|Originally Performed By||The Beatles|
|Original Album||The Beatles (a.k.a. The White Album) (1968)|
|Vocals||Trey (lead), Fish, Mike, Page (backing)|
|Historian||Mark Toscano, lumpblockclod|
Legend has it that Paul McCartney penned this track, not as an inspirational letter to Charles Manson, but as a response to the journalistic claim that Pete Townshend of The Who had just written the nastiest, most hard-core rock song. The White Album cut of "Helter Skelter" is itself part of an insane, jammed out, 20-something minute version of this tune that exists somewhere in the vaults at Apple.

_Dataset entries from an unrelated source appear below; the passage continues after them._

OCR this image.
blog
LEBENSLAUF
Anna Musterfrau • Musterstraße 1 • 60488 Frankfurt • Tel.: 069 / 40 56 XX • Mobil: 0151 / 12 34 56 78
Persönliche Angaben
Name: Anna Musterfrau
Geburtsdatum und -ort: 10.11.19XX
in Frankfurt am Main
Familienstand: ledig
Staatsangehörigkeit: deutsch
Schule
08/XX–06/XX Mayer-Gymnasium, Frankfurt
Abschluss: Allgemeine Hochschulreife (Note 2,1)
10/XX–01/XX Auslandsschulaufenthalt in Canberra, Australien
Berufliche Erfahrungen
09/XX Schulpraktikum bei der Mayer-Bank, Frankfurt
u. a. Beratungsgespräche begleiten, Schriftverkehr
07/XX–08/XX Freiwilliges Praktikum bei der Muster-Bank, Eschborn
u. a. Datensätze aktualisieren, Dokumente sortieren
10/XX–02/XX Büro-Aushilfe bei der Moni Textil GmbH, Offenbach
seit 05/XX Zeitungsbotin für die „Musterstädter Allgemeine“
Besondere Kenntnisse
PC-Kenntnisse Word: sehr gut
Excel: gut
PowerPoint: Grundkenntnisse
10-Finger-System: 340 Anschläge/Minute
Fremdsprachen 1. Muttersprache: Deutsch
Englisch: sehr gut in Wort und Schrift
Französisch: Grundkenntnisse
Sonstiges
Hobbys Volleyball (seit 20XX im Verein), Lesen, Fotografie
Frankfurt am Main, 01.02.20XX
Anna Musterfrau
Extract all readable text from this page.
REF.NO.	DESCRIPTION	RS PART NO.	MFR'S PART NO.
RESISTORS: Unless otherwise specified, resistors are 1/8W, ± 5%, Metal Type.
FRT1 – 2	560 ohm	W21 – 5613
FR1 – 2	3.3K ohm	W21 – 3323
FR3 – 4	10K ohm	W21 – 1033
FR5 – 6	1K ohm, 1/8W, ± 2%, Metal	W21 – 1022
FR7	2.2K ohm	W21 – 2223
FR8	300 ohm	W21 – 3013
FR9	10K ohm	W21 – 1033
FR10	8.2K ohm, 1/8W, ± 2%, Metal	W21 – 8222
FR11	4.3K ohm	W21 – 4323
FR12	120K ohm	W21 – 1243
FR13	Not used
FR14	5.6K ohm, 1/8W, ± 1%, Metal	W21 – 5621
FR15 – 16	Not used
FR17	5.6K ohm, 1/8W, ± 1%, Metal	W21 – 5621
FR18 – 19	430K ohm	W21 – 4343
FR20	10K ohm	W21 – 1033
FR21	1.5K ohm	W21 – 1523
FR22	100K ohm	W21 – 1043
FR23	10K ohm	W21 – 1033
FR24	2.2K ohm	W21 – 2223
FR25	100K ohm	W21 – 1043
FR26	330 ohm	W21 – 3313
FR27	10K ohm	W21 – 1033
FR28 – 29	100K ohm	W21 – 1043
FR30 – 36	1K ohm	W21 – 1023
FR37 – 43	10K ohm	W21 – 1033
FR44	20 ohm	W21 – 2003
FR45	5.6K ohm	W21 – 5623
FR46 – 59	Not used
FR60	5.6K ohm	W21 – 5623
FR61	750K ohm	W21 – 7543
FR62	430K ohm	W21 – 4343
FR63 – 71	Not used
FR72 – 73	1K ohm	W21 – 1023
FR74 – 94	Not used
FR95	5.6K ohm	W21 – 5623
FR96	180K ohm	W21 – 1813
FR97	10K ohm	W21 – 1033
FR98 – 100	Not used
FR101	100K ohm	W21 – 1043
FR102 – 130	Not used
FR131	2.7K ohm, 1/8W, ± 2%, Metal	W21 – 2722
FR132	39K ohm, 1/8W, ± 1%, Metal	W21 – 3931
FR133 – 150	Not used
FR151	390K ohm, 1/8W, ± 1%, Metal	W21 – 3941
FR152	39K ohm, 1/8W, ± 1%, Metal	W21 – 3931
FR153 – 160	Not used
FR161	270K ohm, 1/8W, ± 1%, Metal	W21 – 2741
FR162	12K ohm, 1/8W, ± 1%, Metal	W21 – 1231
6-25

Phish covered this noisy tune on 10/31/94 during their Halloween White Album set with reasonably satisfactory results (though the Phish version manages to be even more tension-filled than the original). As they did with a few other White Album tunes, (for instance “Glass Onion,” “Honey Pie,” and “Don’t Pass Me By”) the band altered this one ever so slightly. The end of the song’s anguished Ringo Starr cry of “I’ve got blisters on my fingers!!!” – as a result of the long jam from which the song came – was Phish-ified into a sweet barbershop quartet refrain. The band offered a second helping of this tune on 11/17/94, also ending it with the barbershop wackiness of the Halloween version.
One additional version of "Helter Skelter" that may be of interest to the truly dedicated fan can be found on DJ Danger Mouse's bootleg, The Grey Album, where Danger Mouse sets the vocals of Jay-Z's "99 Problems" – another song Phish has covered – to the music of "Helter Skelter." Finally, as to anyone who may be concerned about Charles Manson's association with the song, worry not. As Bono made clear on the opening track of U2's Rattle and Hum, "Charles Manson stole this song from The Beatles, we're stealing it back," relieving opponents of mass murder, but simultaneously causing innumerable headaches for intellectual property attorneys worldwide.